GUARDARE IL MONDO CON I NEUTRINI: IL SOLE, LA TERRA E L’UNIVERSO
DOI:
https://doi.org/10.4081/scienze.2021.787Abstract
Neutrinos are the most elusive and ubiquitous known building blocks in the Universe. Predicted by Wolfgang Pauli in 1930 and then theoretically elaborated by Enrico Fermi and Ettore Majorana in the following years, they were discovered experimentally in 1956 and since then they have never ceased to surprise us with their, sometimes disconcerting, properties. There are three different types that can transform into each other, devoid of electric charge, very light but with a very small mass, at least a million times lower than that of the electron. Although we know that they have a mass, we still do not know how much they weigh. In nature they are abundantly emitted by the Sun and stars, from the nucleus of the most active galaxies and from our planet they were produced in such abundance in the first moments of the Big Bang to the point of permeating the entire Universe with neutrinos.
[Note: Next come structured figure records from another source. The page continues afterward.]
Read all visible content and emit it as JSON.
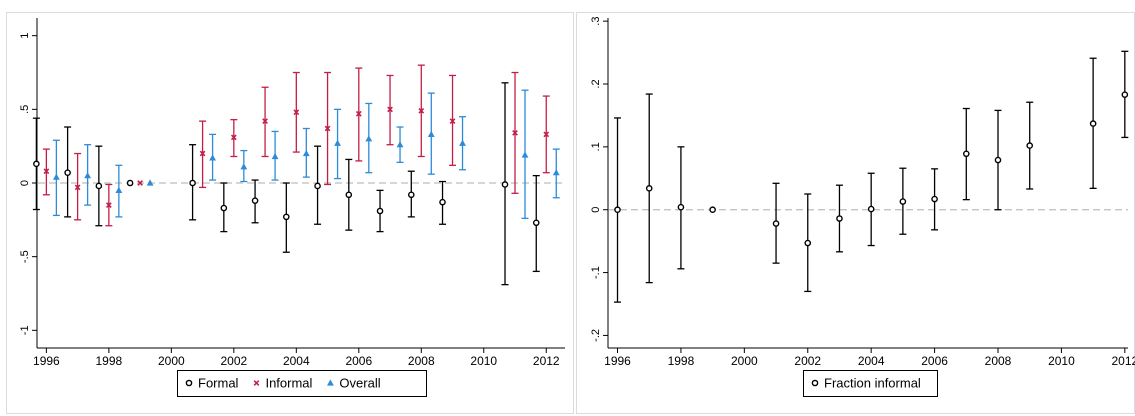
{
  "chart_data": [
    {
      "type": "scatter",
      "title": "",
      "xlabel": "",
      "ylabel": "",
      "xlim": [
        1995.7,
        2012.6
      ],
      "ylim": [
        -1.12,
        1.12
      ],
      "xticks": [
        1996,
        1998,
        2000,
        2002,
        2004,
        2006,
        2008,
        2010,
        2012
      ],
      "xtick_labels": [
        "1996",
        "1998",
        "2000",
        "2002",
        "2004",
        "2006",
        "2008",
        "2010",
        "2012"
      ],
      "yticks": [
        -1,
        -0.5,
        0,
        0.5,
        1
      ],
      "ytick_labels": [
        "-1",
        "-.5",
        "0",
        ".5",
        "1"
      ],
      "reference_line": 0,
      "grid": false,
      "legend_position": "bottom",
      "series": [
        {
          "name": "Formal",
          "marker": "circle",
          "color": "#000000",
          "points": [
            {
              "x": 1996,
              "y": 0.13,
              "lo": -0.18,
              "hi": 0.44
            },
            {
              "x": 1997,
              "y": 0.07,
              "lo": -0.23,
              "hi": 0.38
            },
            {
              "x": 1998,
              "y": -0.02,
              "lo": -0.29,
              "hi": 0.25
            },
            {
              "x": 1999,
              "y": 0.0,
              "lo": 0.0,
              "hi": 0.0
            },
            {
              "x": 2001,
              "y": 0.0,
              "lo": -0.25,
              "hi": 0.26
            },
            {
              "x": 2002,
              "y": -0.17,
              "lo": -0.33,
              "hi": 0.0
            },
            {
              "x": 2003,
              "y": -0.12,
              "lo": -0.27,
              "hi": 0.02
            },
            {
              "x": 2004,
              "y": -0.23,
              "lo": -0.47,
              "hi": 0.0
            },
            {
              "x": 2005,
              "y": -0.02,
              "lo": -0.28,
              "hi": 0.25
            },
            {
              "x": 2006,
              "y": -0.08,
              "lo": -0.32,
              "hi": 0.16
            },
            {
              "x": 2007,
              "y": -0.19,
              "lo": -0.33,
              "hi": -0.05
            },
            {
              "x": 2008,
              "y": -0.08,
              "lo": -0.23,
              "hi": 0.08
            },
            {
              "x": 2009,
              "y": -0.13,
              "lo": -0.28,
              "hi": 0.01
            },
            {
              "x": 2011,
              "y": -0.01,
              "lo": -0.69,
              "hi": 0.68
            },
            {
              "x": 2012,
              "y": -0.27,
              "lo": -0.6,
              "hi": 0.05
            }
          ]
        },
        {
          "name": "Informal",
          "marker": "x",
          "color": "#c41e48",
          "points": [
            {
              "x": 1996,
              "y": 0.08,
              "lo": -0.08,
              "hi": 0.23
            },
            {
              "x": 1997,
              "y": -0.03,
              "lo": -0.25,
              "hi": 0.2
            },
            {
              "x": 1998,
              "y": -0.15,
              "lo": -0.29,
              "hi": -0.01
            },
            {
              "x": 1999,
              "y": 0.0,
              "lo": 0.0,
              "hi": 0.0
            },
            {
              "x": 2001,
              "y": 0.2,
              "lo": -0.03,
              "hi": 0.42
            },
            {
              "x": 2002,
              "y": 0.31,
              "lo": 0.18,
              "hi": 0.43
            },
            {
              "x": 2003,
              "y": 0.42,
              "lo": 0.18,
              "hi": 0.65
            },
            {
              "x": 2004,
              "y": 0.48,
              "lo": 0.21,
              "hi": 0.75
            },
            {
              "x": 2005,
              "y": 0.37,
              "lo": -0.01,
              "hi": 0.75
            },
            {
              "x": 2006,
              "y": 0.47,
              "lo": 0.15,
              "hi": 0.78
            },
            {
              "x": 2007,
              "y": 0.5,
              "lo": 0.26,
              "hi": 0.73
            },
            {
              "x": 2008,
              "y": 0.49,
              "lo": 0.18,
              "hi": 0.8
            },
            {
              "x": 2009,
              "y": 0.42,
              "lo": 0.12,
              "hi": 0.73
            },
            {
              "x": 2011,
              "y": 0.34,
              "lo": -0.07,
              "hi": 0.75
            },
            {
              "x": 2012,
              "y": 0.33,
              "lo": 0.07,
              "hi": 0.59
            }
          ]
        },
        {
          "name": "Overall",
          "marker": "triangle",
          "color": "#2e8bd8",
          "points": [
            {
              "x": 1996,
              "y": 0.04,
              "lo": -0.22,
              "hi": 0.29
            },
            {
              "x": 1997,
              "y": 0.05,
              "lo": -0.15,
              "hi": 0.26
            },
            {
              "x": 1998,
              "y": -0.05,
              "lo": -0.23,
              "hi": 0.12
            },
            {
              "x": 1999,
              "y": 0.0,
              "lo": 0.0,
              "hi": 0.0
            },
            {
              "x": 2001,
              "y": 0.17,
              "lo": 0.02,
              "hi": 0.33
            },
            {
              "x": 2002,
              "y": 0.11,
              "lo": 0.01,
              "hi": 0.22
            },
            {
              "x": 2003,
              "y": 0.18,
              "lo": 0.02,
              "hi": 0.35
            },
            {
              "x": 2004,
              "y": 0.2,
              "lo": 0.04,
              "hi": 0.37
            },
            {
              "x": 2005,
              "y": 0.27,
              "lo": 0.03,
              "hi": 0.5
            },
            {
              "x": 2006,
              "y": 0.3,
              "lo": 0.07,
              "hi": 0.54
            },
            {
              "x": 2007,
              "y": 0.26,
              "lo": 0.14,
              "hi": 0.38
            },
            {
              "x": 2008,
              "y": 0.33,
              "lo": 0.06,
              "hi": 0.61
            },
            {
              "x": 2009,
              "y": 0.27,
              "lo": 0.09,
              "hi": 0.45
            },
            {
              "x": 2011,
              "y": 0.19,
              "lo": -0.24,
              "hi": 0.63
            },
            {
              "x": 2012,
              "y": 0.07,
              "lo": -0.1,
              "hi": 0.23
            }
          ]
        }
      ]
    },
    {
      "type": "scatter",
      "title": "",
      "xlabel": "",
      "ylabel": "",
      "xlim": [
        1995.7,
        2012.1
      ],
      "ylim": [
        -0.22,
        0.305
      ],
      "xticks": [
        1996,
        1998,
        2000,
        2002,
        2004,
        2006,
        2008,
        2010,
        2012
      ],
      "xtick_labels": [
        "1996",
        "1998",
        "2000",
        "2002",
        "2004",
        "2006",
        "2008",
        "2010",
        "2012"
      ],
      "yticks": [
        -0.2,
        -0.1,
        0,
        0.1,
        0.2,
        0.3
      ],
      "ytick_labels": [
        "-.2",
        "-.1",
        "0",
        ".1",
        ".2",
        ".3"
      ],
      "reference_line": 0,
      "grid": false,
      "legend_position": "bottom",
      "series": [
        {
          "name": "Fraction informal",
          "marker": "circle",
          "color": "#000000",
          "points": [
            {
              "x": 1996,
              "y": 0.0,
              "lo": -0.147,
              "hi": 0.146
            },
            {
              "x": 1997,
              "y": 0.034,
              "lo": -0.116,
              "hi": 0.184
            },
            {
              "x": 1998,
              "y": 0.004,
              "lo": -0.094,
              "hi": 0.1
            },
            {
              "x": 1999,
              "y": 0.0,
              "lo": 0.0,
              "hi": 0.0
            },
            {
              "x": 2001,
              "y": -0.022,
              "lo": -0.085,
              "hi": 0.042
            },
            {
              "x": 2002,
              "y": -0.053,
              "lo": -0.13,
              "hi": 0.025
            },
            {
              "x": 2003,
              "y": -0.014,
              "lo": -0.067,
              "hi": 0.039
            },
            {
              "x": 2004,
              "y": 0.001,
              "lo": -0.057,
              "hi": 0.058
            },
            {
              "x": 2005,
              "y": 0.013,
              "lo": -0.039,
              "hi": 0.066
            },
            {
              "x": 2006,
              "y": 0.017,
              "lo": -0.032,
              "hi": 0.065
            },
            {
              "x": 2007,
              "y": 0.089,
              "lo": 0.016,
              "hi": 0.161
            },
            {
              "x": 2008,
              "y": 0.079,
              "lo": 0.0,
              "hi": 0.158
            },
            {
              "x": 2009,
              "y": 0.102,
              "lo": 0.033,
              "hi": 0.171
            },
            {
              "x": 2011,
              "y": 0.137,
              "lo": 0.034,
              "hi": 0.241
            },
            {
              "x": 2012,
              "y": 0.183,
              "lo": 0.115,
              "hi": 0.252
            }
          ]
        }
      ]
    }
  ]
}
They are also produced in large numbers by nuclear reactors and particle accelerators, which allow us accurate and controlled studies. The neutrinos emitted by natural sources are unique messengers about the sources themselves and about the physical mechanisms that generate them. This note summarizes the main steps in the history of neutrinos, their most conspicuous properties and above all how much it has been possible to learn about the stars, the Earth, and the Sun thanks to them. Particular attention will be given to the recent results at the Gran Sasso National Laboratories obtained from the Borexino experiment which, by means of neutrinos, completed for the first time in 2020 the study of all nuclear fusion reactions that take place in the Sun, including that, minority but very important, catalyzed by the presence of Carbon, Nitrogen and Oxygen in the Sun’s core.